U.S. stock futures fell early Thursday as Wall Street reeled over claims by Federal Reserve Chairman Jerome Powell that hopes for a political pivot were ‘premature’ after the central bank made a fourth consecutive interest rate hike of 75 basis points.
Futures contracts linked to the S&P 500 (^GSPC) fell 0.3% after the index plunged 2.5% in the previous session, its worst one-day loss from the Fed since January 2021, according to data from Bloomberg.
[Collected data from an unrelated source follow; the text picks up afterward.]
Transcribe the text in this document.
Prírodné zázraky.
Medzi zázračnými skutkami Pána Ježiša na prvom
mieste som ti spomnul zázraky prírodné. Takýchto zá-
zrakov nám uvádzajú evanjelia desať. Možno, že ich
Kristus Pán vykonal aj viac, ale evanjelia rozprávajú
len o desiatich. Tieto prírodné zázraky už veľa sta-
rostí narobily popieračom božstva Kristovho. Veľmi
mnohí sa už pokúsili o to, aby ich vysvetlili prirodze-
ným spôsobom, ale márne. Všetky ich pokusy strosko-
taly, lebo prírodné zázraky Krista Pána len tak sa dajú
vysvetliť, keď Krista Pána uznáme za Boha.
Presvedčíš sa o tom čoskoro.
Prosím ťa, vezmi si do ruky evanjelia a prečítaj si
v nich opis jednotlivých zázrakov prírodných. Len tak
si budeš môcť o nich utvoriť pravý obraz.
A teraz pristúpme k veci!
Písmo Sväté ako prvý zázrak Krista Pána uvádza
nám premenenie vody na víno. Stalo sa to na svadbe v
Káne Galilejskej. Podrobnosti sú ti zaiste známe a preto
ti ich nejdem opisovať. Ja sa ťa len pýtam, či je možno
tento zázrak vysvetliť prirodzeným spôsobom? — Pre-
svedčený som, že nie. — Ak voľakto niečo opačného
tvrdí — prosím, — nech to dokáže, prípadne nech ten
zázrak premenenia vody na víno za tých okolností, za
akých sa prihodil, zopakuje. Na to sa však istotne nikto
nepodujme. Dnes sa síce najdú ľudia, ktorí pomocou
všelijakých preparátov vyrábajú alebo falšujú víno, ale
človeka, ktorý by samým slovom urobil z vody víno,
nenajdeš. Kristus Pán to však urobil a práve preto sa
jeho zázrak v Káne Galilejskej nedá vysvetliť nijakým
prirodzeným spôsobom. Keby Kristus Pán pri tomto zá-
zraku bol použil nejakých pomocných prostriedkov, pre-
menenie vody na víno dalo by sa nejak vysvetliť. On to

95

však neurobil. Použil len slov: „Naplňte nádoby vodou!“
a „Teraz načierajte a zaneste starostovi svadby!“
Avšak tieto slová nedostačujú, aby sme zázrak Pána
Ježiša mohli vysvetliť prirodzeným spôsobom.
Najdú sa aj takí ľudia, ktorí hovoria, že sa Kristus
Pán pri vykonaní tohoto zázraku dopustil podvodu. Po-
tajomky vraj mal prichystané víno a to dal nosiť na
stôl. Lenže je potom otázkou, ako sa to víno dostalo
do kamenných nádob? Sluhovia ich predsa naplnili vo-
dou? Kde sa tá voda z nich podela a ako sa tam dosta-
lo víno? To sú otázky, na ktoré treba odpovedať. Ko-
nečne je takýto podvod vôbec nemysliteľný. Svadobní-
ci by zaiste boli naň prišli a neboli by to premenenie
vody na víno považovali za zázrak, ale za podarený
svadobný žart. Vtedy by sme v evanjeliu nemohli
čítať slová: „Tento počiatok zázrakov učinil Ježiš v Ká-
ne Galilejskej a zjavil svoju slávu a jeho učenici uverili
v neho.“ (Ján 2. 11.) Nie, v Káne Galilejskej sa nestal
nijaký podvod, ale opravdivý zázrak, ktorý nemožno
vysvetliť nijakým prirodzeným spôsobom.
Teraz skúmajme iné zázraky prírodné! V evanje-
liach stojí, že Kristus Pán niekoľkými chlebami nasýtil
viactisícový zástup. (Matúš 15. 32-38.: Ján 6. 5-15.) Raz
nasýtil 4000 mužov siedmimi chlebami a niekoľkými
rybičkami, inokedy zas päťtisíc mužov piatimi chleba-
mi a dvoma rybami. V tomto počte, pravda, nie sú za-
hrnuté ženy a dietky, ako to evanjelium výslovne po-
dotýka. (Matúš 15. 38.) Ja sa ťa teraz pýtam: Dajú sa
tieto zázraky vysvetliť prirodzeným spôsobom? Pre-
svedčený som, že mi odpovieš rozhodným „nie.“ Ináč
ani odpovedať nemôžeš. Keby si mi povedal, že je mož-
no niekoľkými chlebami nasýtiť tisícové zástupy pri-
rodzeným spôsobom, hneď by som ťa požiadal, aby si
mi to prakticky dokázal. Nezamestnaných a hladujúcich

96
Futures contracts on the Dow Jones Industrial Average (^ DJI) fell 80 points, or 0.2%, and contracts on the technology-focused Nasdaq Composite (^IXIC) decreased by 0.4%.
Meanwhile, Treasury yields rose, with the key 10-year note nearing 4.2% and the rate-sensitive 2-year yield above 4.7%. The US dollar index also rose.
The S&P 500’s 2.5% loss on Wednesday marked its 54th drop of 1% or more in 2022 – the worst downside volatility since 2009, according to Charlie Bilello of Compound Advisors.
US investors also drew their attention to the action across the Atlantic, with the Bank of England following the Fed’s move, also raising interest rates by three-quarters of a percentage point.
Wednesday’s increase takes the Fed’s benchmark rate, the federal funds rate, to a new range of 3.75% to 4%, its highest level since 2008. Although the move is in line with expectations, shares fell after Powell indicated officials could raise interest rates above the previously estimated 4.6% – signaling that further tightening is certain, even after the policy statement the implied hikes could be smaller.
“The market initially viewed November’s Federal Open Market Committee (FOMC) statement as dovish, but a hawkish press conference caused those moves to almost completely reverse due to comments that “the ultimate level of interest rates interest will be higher than expected” and it is “premature to think about suspending rate hikes,” said economists at Bank of America led by Michael Gapen.
The FOMC statement also acknowledged the lagged effects of cumulative monetary tightening, suggesting increased attention by the rate-setting group to concerns about economic growth.
Investors are now turning their attention to most important jobs report at 8:30 a.m. ET on Friday. Labor Department figures are expected to show a payroll gain of 190,000 for October, according to Bloomberg estimates. The print, if realized, would mark a decline in numbers seen throughout the pandemic recovery, but reflect still robust hiring, with pre-COVID payrolls averaging 150,000 to 200,000 per month.
Powell also said in his speech that “the labor market continues to be unbalanced, with demand far outstripping the supply of available workers.”
In corporate news, Elon Musk plans to cut about half of Twitter’s workforce (3,700 of about 7,500 employees), according to a Bloomberg News report – just a week after closing an extended bid to buy the social media platform in a $44 billion deal.
On the earnings side, Qualcomm shares (COMQ) fell around 8% in extended trading after the smartphone chipmaker released a forecast below estimatesciting macroeconomic headwinds and COVID lockdowns in China.